February 14, 2020

When you’re Hurting on Valentine’s Day.

I love a holiday based on capitalism to remind me that deep inside, I’m grieving.

I’m grieving the relationships I never got to have. The ones that ended too soon or in disappointment. And the one I’m in that just doesn’t seem to be going the way I planned.

When you’re hurting on Valentine’s Day, the sheer magnitude of emotions you are trying so hard to keep in check burst. They flow into the watery pool you find yourself in, and the only thing that feels right is to just let yourself sink. Sink down into the darkness away from all the kisses, hearts, and “I love you’s.”

When you’re hurting on Valentine’s Day, it’s hard to remember what loving yourself looks like. It’s hard to see if love could ever exist again. It’s hard to just breathe. I feel myself choking on the emotions welling up inside, and I just want to breathe.

Despite how hard your heart might be grieving, there are a few things you can do for comfort.

  1. Get outside. Soothe your hurting heart by taking a walk with Pachamama. She reminds you just how perfect you are, just how loved you are, and that the connection we make in life takes on many different forms.
  2. Head to your local bookstore or library. Strange one, I know, but for me getting lost in the stories reminds me of how beautiful life can be. Authors weave their words in many ways to take us on epic adventures, grief, imagination, and horror. Taking an emotional time-out in the stories of another will give your heart a break.
  3. Get away for the night. If you can, create an adventure for yourself. Take the day/night off for you and treat yourself to a night away. It can be local or far. Either way, a fresh landscape to explore could also restore the hurt you’re feeling.
  4. Volunteer at a local animal shelter. What better way to fill your cup than spending time with our fur friends? Their love has no limits, and they just know how to fill us up with joy. And if you can’t get into a shelter, snuggle your fur friend for the day or borrow someone else’s.
  5. Write your story. Allow your story to flow without trepidation, without sensor. Every word you release is healing for you and healing for others. Perhaps this story will resonate with another who is hurting and be a reminder that we are all in this together. We are all hurting at various points in our lives, and that’s okay. It’s okay to sit with the pain and hurt. It’s okay to let it out. Whatever you decide to do with your story, it’s one of great courage and vulnerability.

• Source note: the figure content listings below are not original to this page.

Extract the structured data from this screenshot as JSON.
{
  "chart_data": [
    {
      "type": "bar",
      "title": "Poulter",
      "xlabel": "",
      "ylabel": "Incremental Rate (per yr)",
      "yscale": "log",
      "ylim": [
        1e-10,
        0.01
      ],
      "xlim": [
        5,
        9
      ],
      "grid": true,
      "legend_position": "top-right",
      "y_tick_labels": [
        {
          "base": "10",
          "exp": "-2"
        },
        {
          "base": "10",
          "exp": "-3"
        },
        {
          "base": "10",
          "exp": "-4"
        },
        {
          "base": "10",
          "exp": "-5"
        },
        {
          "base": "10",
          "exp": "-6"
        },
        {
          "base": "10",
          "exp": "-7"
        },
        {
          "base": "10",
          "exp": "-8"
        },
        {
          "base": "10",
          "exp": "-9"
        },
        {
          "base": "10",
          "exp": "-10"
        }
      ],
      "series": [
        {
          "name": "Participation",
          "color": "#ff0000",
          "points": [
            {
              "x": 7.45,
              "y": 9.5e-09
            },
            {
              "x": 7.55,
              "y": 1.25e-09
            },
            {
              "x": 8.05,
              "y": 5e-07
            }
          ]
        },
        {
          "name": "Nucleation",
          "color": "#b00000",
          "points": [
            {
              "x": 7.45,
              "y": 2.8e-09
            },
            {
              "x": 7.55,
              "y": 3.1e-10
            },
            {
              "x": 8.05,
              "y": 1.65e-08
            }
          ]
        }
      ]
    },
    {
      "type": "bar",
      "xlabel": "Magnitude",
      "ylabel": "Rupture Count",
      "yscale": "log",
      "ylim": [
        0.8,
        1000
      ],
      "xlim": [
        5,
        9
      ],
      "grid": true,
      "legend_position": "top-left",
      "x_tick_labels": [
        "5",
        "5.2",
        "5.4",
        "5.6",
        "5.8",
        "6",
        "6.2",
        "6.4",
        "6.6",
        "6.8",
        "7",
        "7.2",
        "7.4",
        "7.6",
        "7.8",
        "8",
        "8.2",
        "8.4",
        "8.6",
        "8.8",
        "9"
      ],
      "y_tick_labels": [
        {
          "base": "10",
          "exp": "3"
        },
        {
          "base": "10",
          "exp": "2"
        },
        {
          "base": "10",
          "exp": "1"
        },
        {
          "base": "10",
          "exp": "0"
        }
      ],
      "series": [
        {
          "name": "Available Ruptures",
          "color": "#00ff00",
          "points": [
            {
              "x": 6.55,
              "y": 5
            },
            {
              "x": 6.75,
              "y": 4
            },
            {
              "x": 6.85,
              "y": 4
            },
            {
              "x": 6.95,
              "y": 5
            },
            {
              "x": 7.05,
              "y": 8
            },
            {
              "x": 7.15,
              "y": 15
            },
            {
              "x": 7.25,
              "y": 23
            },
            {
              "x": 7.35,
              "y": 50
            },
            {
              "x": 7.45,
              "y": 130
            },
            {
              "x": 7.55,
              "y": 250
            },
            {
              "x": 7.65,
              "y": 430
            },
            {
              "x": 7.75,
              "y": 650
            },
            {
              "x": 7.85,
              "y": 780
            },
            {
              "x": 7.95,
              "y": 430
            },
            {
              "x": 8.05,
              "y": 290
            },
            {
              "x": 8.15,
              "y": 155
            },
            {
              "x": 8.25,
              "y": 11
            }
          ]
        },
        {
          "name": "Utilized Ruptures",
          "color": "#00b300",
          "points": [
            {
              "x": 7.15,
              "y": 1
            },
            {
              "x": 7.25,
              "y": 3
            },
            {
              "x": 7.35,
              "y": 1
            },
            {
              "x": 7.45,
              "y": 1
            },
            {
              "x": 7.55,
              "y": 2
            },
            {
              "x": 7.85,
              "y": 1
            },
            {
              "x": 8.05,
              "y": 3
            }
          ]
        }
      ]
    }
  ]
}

When you’re hurting on Valentine’s Day, know that it’s not all bad. You chose to love someone, and that is a valiant quest. To open your heart and let someone see you is love in itself.

So be gentle and kind to yourself and know that love is everywhere. It’s in us, it is us, and we are truly loved more than we realize. It comes in many different places, forms, and situations—but to be hurting because you loved is not a bad thing.

Sit with the grief if you must, but when you’re hurting on Valentine’s Day, you’re actually the highest vibration of love.

For those who need to hear this today: I love you.